离线数仓(七)【DIM 层开发】(3)https://developer.aliyun.com/article/1532406
除了上面通过 full join 来实现之外,还可以通过 union all 来达到同样的效果:
思路:通过 union all 来将两张表合并成一张长表,然后通过 row_number 进行开窗(按照 id 进行分区、按照 start_date 进行降序排序)这样对于那些修改了的数据它就会有两条记录分别 rank 为 1(新状态) 和 2(旧状态)。然后我们只需要查询 rk=1 的记录就可以得到所有最新的记录放入最新状态分区。查询所有 rk=2 的数据并修改 end_date 为当天-1 放入当天的过期分区。
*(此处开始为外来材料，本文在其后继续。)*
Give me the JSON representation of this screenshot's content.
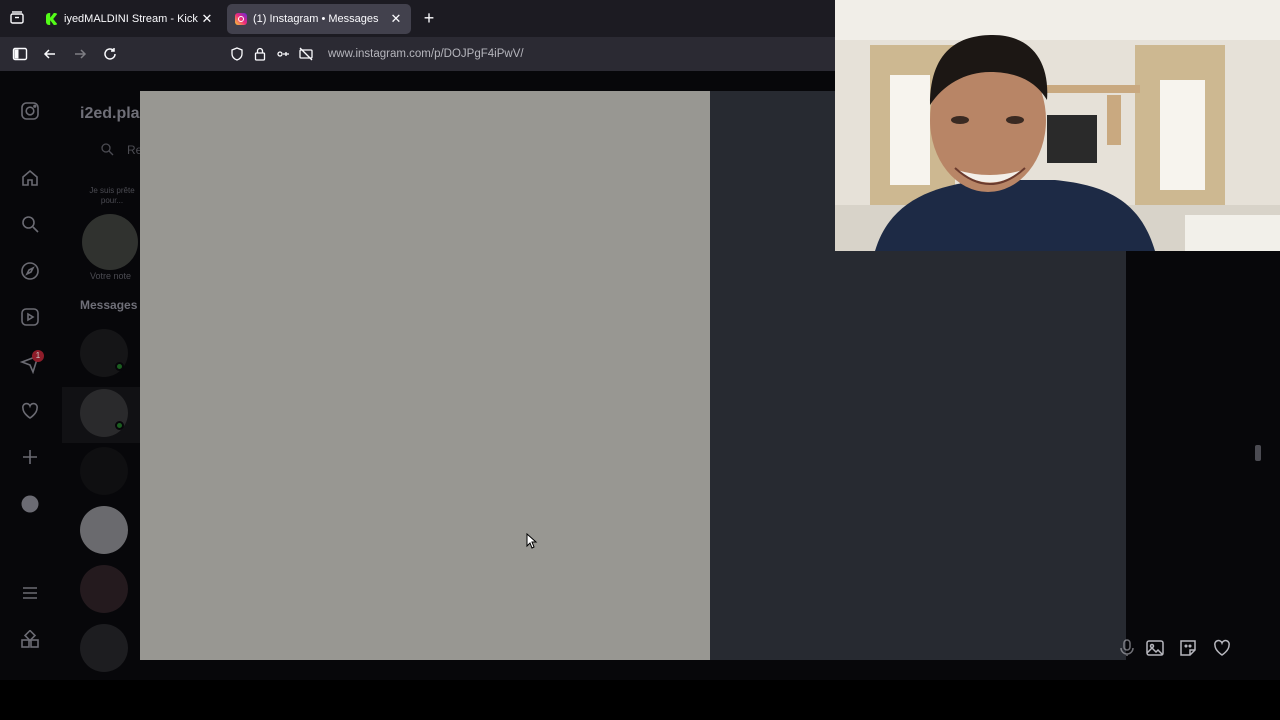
{
  "browser": {
    "tabs": [
      {
        "title": "iyedMALDINI Stream - Kick Da",
        "close": "✕"
      },
      {
        "title": "(1) Instagram • Messages",
        "close": "✕"
      }
    ],
    "new_tab": "+",
    "url": "www.instagram.com/p/DOJPgF4iPwV/"
  },
  "instagram": {
    "username": "i2ed.pla",
    "search_placeholder": "Re",
    "note_text": "Je suis prête pour...",
    "note_label": "Votre note",
    "messages_title": "Messages",
    "notification_count": "1"
  },
  "colors": {
    "post_image": "#989792",
    "post_panel": "#272a31",
    "browser_tabbar": "#1c1b22",
    "browser_navbar": "#2b2a33"
  },
  "icons": {
    "sidebar": [
      "instagram-icon",
      "home-icon",
      "search-icon",
      "explore-icon",
      "reels-icon",
      "messages-icon",
      "heart-icon",
      "create-icon",
      "profile-icon",
      "menu-icon",
      "also-from-meta-icon"
    ],
    "composer": [
      "microphone-icon",
      "image-icon",
      "sticker-icon",
      "heart-icon"
    ]
  },
  "webcam": {
    "description_visible": false
  }
}
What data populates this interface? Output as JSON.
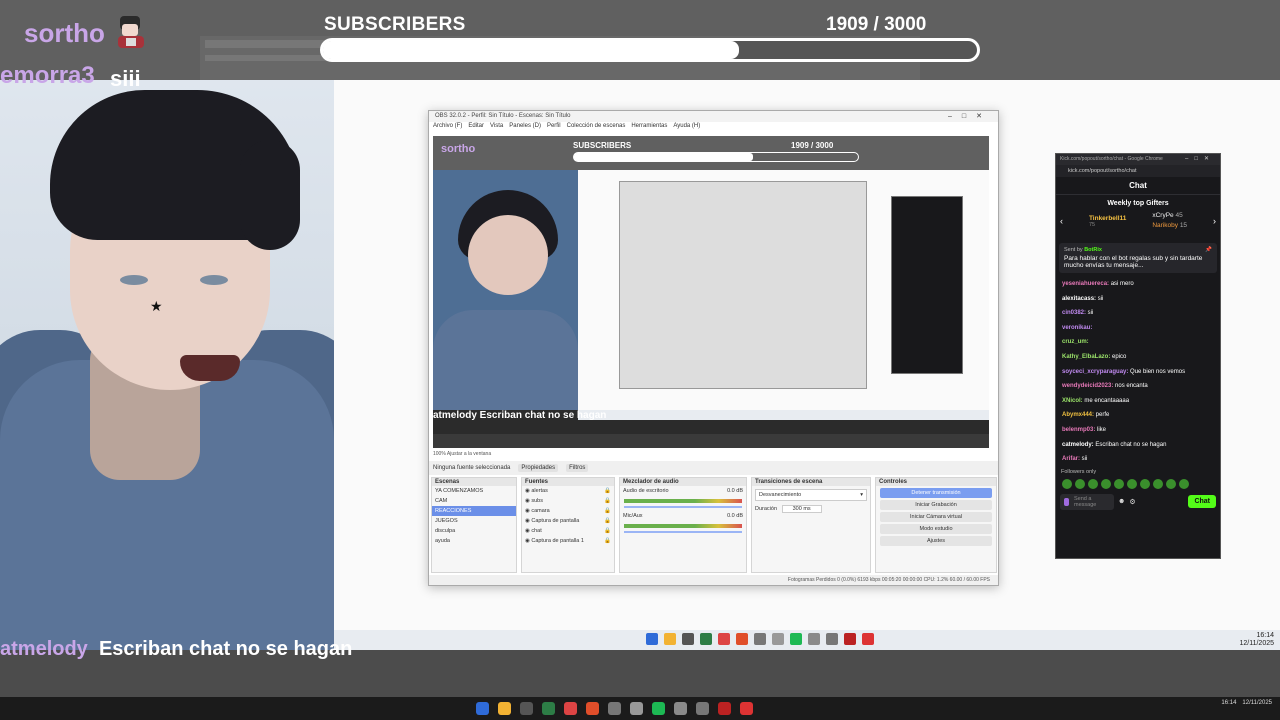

insert overwrite table dim_user_zip partition (dt) select id, login_name, nick_name, name, phone_num, email, user_level, birthday, gender, create_time, operate_time, start_date, `if`(rk=2,date_sub('2020-06-15',1),end_date) end_date, `if`(rk=1,'9999-12-31',date_sub('2020-06-15',1)) from ( select id, login_name, nick_name, name, phone_num, email, user_level, birthday, gender, create_time, operate_time, start_date, end_date, rank() over (partition by id order by start_date desc ) rk from ( select id, login_name, nick_name, name, phone_num, email, user_level, birthday, gender, create_time, operate_time, start_date, end_date, dt from dim_user_zip where dt='9999-12-31' union all select id, login_name, nick_name, md5(name), md5(phone_num), md5(email), user_level, birthday, gender, create_time, operate_time, '2020-06-15' start_date, '9999-12-31' end_date from ( select data.id, data.login_name, data.nick_name, data.name, data.phone_num, data.email, data.user_level, data.birthday, data.gender, data.create_time, data.operate_time, row_number() over (partition by data.id order by ts desc) rk from ods_user_info_inc where dt='2020-06-15' )t1 where rk=1 )t2 )t3
1.11、数据装载
1.11.1、首日装载脚本
首日装载脚本只需要数仓上线第一天执行一次即可,除了用户维度之外(用户维度表是用拉链表),别的维度表都是每日全量快照表,所以首日和每日SQL都一样,还有日期维度表也不需要再去装载了(因为我们一年才装载一次)。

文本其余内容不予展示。